- Year: 1508–1510
- Medium: oil paint, canvas
- Dimensions: 56.3 cm (22.2 in) × 41 cm (16 in)
- Location: National Gallery of Art
- Collection: Samuel H. Kress Collection

= Barrymore Madonna =

Painting by Antonio da Correggio

The Barrymore Madonna is a 1508-1510 painting by the Italian Renaissance artist Antonio da Correggio.

== History ==
It has been known since the 18th century, when it was probably in the collection of John Smith Barry (grandfather of Arthur Smith-Barry, 1st Baron Barrymore) at Marbury Hall near Northwich in Cheshire, UK. His heirs auctioned it at Sotheby's in London on 21 June 1933 as a work by Mantegna, by whom the young Correggio was strongly influenced. At that auction, it was bought by the Duveen Brothers, who then sold it in March 1937 to Samuel Henry Kress, who gave it to the new National Gallery of Art in Washington, where it now hangs.

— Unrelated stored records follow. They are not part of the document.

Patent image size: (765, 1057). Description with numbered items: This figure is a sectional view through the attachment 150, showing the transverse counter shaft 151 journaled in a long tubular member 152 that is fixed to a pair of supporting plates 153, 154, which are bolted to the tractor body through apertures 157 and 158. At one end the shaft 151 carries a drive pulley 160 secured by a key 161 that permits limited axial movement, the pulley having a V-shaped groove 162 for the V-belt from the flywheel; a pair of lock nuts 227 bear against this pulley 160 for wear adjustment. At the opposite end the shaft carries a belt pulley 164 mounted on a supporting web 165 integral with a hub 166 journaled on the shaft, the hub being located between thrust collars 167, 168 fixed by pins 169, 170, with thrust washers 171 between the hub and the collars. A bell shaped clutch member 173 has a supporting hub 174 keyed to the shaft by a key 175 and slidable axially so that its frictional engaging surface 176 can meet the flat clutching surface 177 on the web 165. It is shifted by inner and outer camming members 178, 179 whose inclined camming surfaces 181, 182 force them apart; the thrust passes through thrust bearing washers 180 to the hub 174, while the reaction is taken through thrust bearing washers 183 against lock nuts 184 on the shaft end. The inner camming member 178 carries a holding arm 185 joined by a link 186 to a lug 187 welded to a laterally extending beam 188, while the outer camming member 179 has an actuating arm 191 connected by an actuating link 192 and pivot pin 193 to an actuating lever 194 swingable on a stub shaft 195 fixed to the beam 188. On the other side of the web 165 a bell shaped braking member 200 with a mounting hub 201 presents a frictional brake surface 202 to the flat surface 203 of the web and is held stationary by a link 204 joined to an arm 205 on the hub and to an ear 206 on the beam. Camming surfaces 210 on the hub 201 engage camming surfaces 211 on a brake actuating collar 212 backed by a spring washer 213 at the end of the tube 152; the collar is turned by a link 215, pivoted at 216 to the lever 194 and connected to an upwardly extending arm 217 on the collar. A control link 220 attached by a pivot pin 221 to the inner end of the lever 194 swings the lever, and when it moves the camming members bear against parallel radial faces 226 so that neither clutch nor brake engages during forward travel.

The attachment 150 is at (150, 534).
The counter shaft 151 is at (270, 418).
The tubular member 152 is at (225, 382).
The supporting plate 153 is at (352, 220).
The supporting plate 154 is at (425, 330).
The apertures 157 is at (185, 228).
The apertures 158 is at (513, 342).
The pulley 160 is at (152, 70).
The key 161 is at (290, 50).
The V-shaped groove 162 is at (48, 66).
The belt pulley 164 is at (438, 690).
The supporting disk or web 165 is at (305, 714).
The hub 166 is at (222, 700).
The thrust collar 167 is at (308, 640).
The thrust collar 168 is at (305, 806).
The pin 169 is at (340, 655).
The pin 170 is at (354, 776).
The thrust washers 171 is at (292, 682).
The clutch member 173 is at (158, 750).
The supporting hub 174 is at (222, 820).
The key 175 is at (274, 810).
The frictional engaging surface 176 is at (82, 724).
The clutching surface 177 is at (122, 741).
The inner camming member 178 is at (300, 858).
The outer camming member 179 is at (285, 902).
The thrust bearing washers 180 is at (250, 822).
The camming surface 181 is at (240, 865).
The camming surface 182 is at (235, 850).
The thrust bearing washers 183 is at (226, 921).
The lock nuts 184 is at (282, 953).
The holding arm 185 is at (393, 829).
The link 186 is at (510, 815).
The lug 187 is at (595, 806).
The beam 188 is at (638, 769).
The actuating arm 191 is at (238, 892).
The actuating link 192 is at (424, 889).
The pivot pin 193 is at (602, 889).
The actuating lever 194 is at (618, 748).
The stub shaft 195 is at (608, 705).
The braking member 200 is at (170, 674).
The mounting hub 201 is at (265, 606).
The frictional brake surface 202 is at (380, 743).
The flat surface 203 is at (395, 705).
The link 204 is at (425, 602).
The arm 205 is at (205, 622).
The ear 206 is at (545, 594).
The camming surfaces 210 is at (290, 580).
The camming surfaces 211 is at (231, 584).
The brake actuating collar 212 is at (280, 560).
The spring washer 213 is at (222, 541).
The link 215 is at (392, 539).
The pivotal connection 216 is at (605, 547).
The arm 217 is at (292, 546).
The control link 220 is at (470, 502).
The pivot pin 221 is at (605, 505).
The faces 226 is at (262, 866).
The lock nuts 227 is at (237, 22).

It was reattributed to Correggio by Corrado Ricci in 1930 and that attribution was accepted by Roberto Longhi in 1958 and Arturo Carlo Quintavalle in 1970. However, Cecil Gould disagreed in 1976, quoting the inventories of the Kress collection in 1959, which still held it to be by Mantegna, and in 1968, which held it to be "circle of Mantegna, possibly Correggio".